Coop felt the tension in the room. What Bob was saying was the holy grail of space travel: a way to travel faster than light without being burdened by the limitations of exotic matter fuel. From a military and civilian point of view, this was a bigger game changer than shields. Humanity had already been making headway on defensive tech, but as far as Coop knew, no one was looking into FTL travel improvements because they thought they’d already cracked that puzzle.

“The human translation of traveling this interdimensional network is called Portaling. Portaling entails the opening of a portal into this dimensional space through a reconfiguration of modern shield technology and the power output of a vessel’s gluon power plants. These power plants will be available to you for purchase and are over one thousand times more efficient than your current energy production devices.” Bob didn’t stop to see the shock on people’s faces. “After entering the portal, the vessel uses quantum entanglement technology, which you have already successfully developed, to navigate to its destination. At the destination, a second portal is opened and the vessel emerges back into normal space. Portaling would allow you to travel from one end of human space to the other in just under a week.” Bob finished and everyone just stared at him.
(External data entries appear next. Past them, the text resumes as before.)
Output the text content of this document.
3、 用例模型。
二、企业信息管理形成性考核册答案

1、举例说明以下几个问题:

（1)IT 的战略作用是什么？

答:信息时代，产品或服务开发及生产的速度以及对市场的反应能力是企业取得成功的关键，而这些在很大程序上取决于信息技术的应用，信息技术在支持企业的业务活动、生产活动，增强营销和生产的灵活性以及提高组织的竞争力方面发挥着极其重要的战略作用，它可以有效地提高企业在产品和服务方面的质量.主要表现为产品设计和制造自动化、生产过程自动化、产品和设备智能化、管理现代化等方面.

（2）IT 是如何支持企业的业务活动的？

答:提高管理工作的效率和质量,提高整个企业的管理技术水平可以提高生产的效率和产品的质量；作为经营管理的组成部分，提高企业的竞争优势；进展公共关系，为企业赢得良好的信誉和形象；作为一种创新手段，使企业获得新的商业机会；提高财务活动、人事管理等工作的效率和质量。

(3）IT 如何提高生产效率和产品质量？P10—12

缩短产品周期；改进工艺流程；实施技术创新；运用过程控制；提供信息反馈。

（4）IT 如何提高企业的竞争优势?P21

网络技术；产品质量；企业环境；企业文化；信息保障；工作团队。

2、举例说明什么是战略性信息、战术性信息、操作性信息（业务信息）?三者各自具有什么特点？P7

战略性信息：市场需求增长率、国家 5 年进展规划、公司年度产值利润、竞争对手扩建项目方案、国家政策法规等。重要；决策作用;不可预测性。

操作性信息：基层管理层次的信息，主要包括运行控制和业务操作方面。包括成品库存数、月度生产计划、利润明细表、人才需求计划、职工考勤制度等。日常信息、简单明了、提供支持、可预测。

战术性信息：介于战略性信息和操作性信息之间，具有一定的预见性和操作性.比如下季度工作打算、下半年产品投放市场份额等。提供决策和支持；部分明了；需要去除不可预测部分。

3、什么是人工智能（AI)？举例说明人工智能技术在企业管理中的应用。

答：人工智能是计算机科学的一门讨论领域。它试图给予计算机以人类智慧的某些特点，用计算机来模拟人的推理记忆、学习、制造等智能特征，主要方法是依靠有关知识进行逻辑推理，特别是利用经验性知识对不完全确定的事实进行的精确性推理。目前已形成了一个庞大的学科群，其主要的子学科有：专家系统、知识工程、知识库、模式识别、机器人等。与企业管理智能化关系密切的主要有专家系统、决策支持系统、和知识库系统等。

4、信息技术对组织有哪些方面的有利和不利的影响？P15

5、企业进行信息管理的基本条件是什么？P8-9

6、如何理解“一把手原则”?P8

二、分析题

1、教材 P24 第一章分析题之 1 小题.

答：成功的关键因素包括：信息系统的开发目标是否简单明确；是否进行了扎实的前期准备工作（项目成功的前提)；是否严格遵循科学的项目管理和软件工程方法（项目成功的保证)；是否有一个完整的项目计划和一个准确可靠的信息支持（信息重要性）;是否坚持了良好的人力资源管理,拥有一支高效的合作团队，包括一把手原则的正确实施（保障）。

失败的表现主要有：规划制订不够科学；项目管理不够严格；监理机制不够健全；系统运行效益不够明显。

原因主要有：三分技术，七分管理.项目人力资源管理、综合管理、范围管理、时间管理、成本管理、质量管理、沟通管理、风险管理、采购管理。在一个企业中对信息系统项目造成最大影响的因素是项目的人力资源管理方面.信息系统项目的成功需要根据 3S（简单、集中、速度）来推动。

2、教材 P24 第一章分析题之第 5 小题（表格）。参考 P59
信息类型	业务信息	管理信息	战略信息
Human space was roughly three thousand light years end to end. Using regular Alcubierre Drives and cutting a straight path across space would take a ship one-hundred-and-twenty-five days, and that didn’t even account for the time needed to stop and refuel, which would up that time considerably. Even using the Launcher network, ships had to stop in specific junction systems and take new launchers. That trip would take at least a month. With this new interdimensional network, it would quadruple the speed of commerce and military operations. Coop wasn’t naïve enough to think that was only a good thing.
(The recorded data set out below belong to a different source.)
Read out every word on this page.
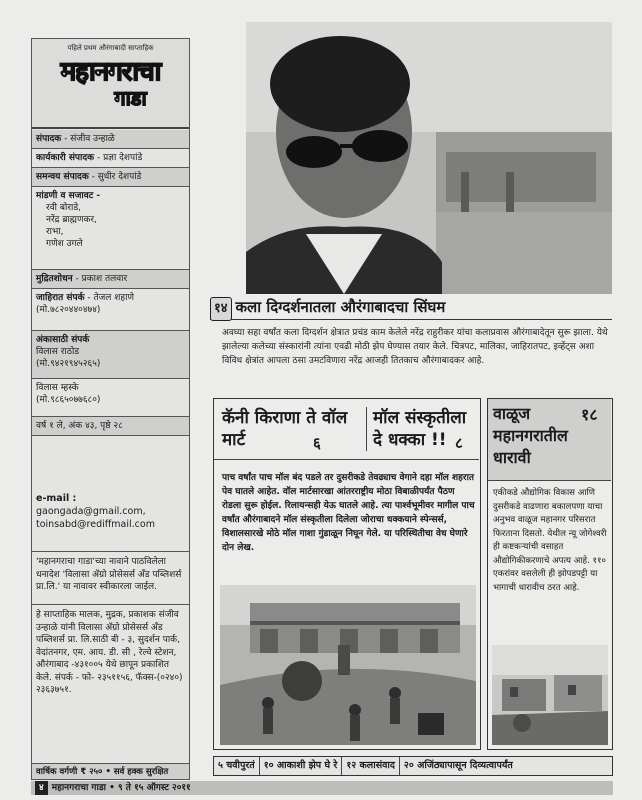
पहिले प्रथम औरंगाबादी साप्ताहिक
महानगराचा
गाडा
संपादक - संजीव उन्हाळे
कार्यकारी संपादक - प्रज्ञा देशपांडे
समन्वय संपादक - सुधीर देशपांडे
मांडणी व सजावट -
रवी बोराडे,
नरेंद्र ब्राह्मणकर,
राभा,
गणेश उगले
मुद्रितशोधन - प्रकाश तलवार
जाहिरात संपर्क - तेजल शहाणे
(मो.७८२०४४०४७४)
अंकासाठी संपर्क
विलास राठोड
(मो.९४२१९४५२६५)
विलास म्हस्के
(मो.९८६५०७७६८०)
वर्ष १ ले, अंक ४३, पृष्ठे २८
e-mail :
gaongada@gmail.com,
toinsabd@rediffmail.com
'महानगराचा गाडा'च्या नावाने पाठविलेला धनादेश 'विलासा ॲग्रो प्रोसेसर्स ॲंड पब्लिशर्स प्रा.लि.' या नावावर स्वीकारला जाईल.
हे साप्ताहिक मालक, मुद्रक, प्रकाशक संजीव उन्हाळे यांनी विलासा ॲग्रो प्रोसेसर्स ॲंड पब्लिशर्स प्रा. लि.साठी बी - ३, सुदर्शन पार्क, वेदांतनगर, एम. आय. डी. सी , रेल्वे स्टेशन, औरंगाबाद -४३१००५ येथे छापून प्रकाशित केले. संपर्क - फो- २३५११५६, फॅक्स-(०२४०) २३६३७५१.
वार्षिक वर्गणी ₹ २५० • सर्व हक्क सुरक्षित
१४ कला दिग्दर्शनातला औरंगाबादचा सिंघम
अवघ्या सहा वर्षांत कला दिग्दर्शन क्षेत्रात प्रचंड काम केलेले नरेंद्र राहुरीकर यांचा कलाप्रवास औरंगाबादेतून सुरू झाला. येथे झालेल्या कलेच्या संस्कारांनी त्यांना एवढी मोठी झेप घेण्यास तयार केले. चित्रपट, मालिका, जाहिरातपट, इव्हेंट्स अशा विविध क्षेत्रांत आपला ठसा उमटविणारा नरेंद्र आजही तितकाच औरंगाबादकर आहे.
कॅनी किराणा ते वॉल मार्ट	६
मॉल संस्कृतीला दे धक्का !! ८
पाच वर्षांत पाच मॉल बंद पडले तर दुसरीकडे तेवढ्याच वेगाने दहा मॉल शहरात पेव घातले आहेत. वॉल मार्टसारखा आंतरराष्ट्रीय मोठा विबाळीपर्यंत पैठण रोडला सुरू होईल. रिलायन्सही येऊ घातले आहे. त्या पार्श्वभूमीवर मागील पाच वर्षांत औरंगाबादने मॉल संस्कृतीला दिलेला जोराचा धक्कयाने स्पेन्सर्स, विशालसारखे मोठे मॉल गाशा गुंडाळून निघून गेले. या परिस्थितीचा वेध घेणारे दोन लेख.
वाळूज महानगरातील धारावी
१८
एकीकडे औद्योगिक विकास आणि दुसरीकडे वाढणारा बकालपणा याचा अनुभव वाळूज महानगर परिसरात फिरताना दिसतो. येथील न्यू जोगेश्वरी ही कष्टकऱ्यांची वसाहत औद्योगिकीकरणाचे अपत्य आहे. ११० एकरांवर वसलेली ही झोपडपट्टी या भागाची धारावीच ठरत आहे.
५ चवीपुरतं १० आकाशी झेप घे रे १२ कलासंवाद २० अजिंठ्यापासून दिव्यत्वापर्यंत
४ महानगराचा गाडा • ९ ते १५ ऑगस्ट २०११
“Our research calculates that you would have discovered the true nature of the network at your current rate of technological advancement within the next two hundred solar cycles. It would take you another fifty cycles to develop the mathematics to interact with it – you are on the cusp of the first iteration of precursor formulas currently – and another seventy-five to one hundred cycles to successfully create portals. Through trade, we can bring humans into compliance with modern travel standards quickly, and you already have infrastructure in place to allow safe portaling as soon as your ships are capable of generating the energy to create portals and maintain integrity during travel.”

“How much does a gluon power plant cost?” The RADM narrowed in on the key detail of this whole deal: price.

“A thorough assessment of your economy and evaluation of your currency will need to be conducted and integrated into the Hegemony of Pace and Tranquility of Sapient Beings’ banking system for an accurate price point.”

“Ballpark it for me?”

“I do not understand that expression.” Bob’s cilia wiggled.

“Give me a rough estimate,” the RADM rephrased.

“From my limited research,” Bob’s worms wiggled as he thought, “approximately twenty billion Commonwealth dollars.”

This time the RADM couldn’t hide his jaw dropping. That was the cost of a capitol ship. To integrate this new technology the Fleet would be paying double for a single ship.

<The bean counters aren’t gonna like this.> Coop might be called a pessimist, but he didn’t think this portaling stuff was going to happen anytime soon.

“If the cost of a gluon power plant is too extreme, we can discuss other modes of transportation.” Coop saw some color leak back into the RADM’s face when Bob said there was another way.

“Yes, let’s do that.”

“Very well,” Bob made another unnoticeable motion and the floating panel changed to show another piece of technology.  “Let me explain Splitstreaming.”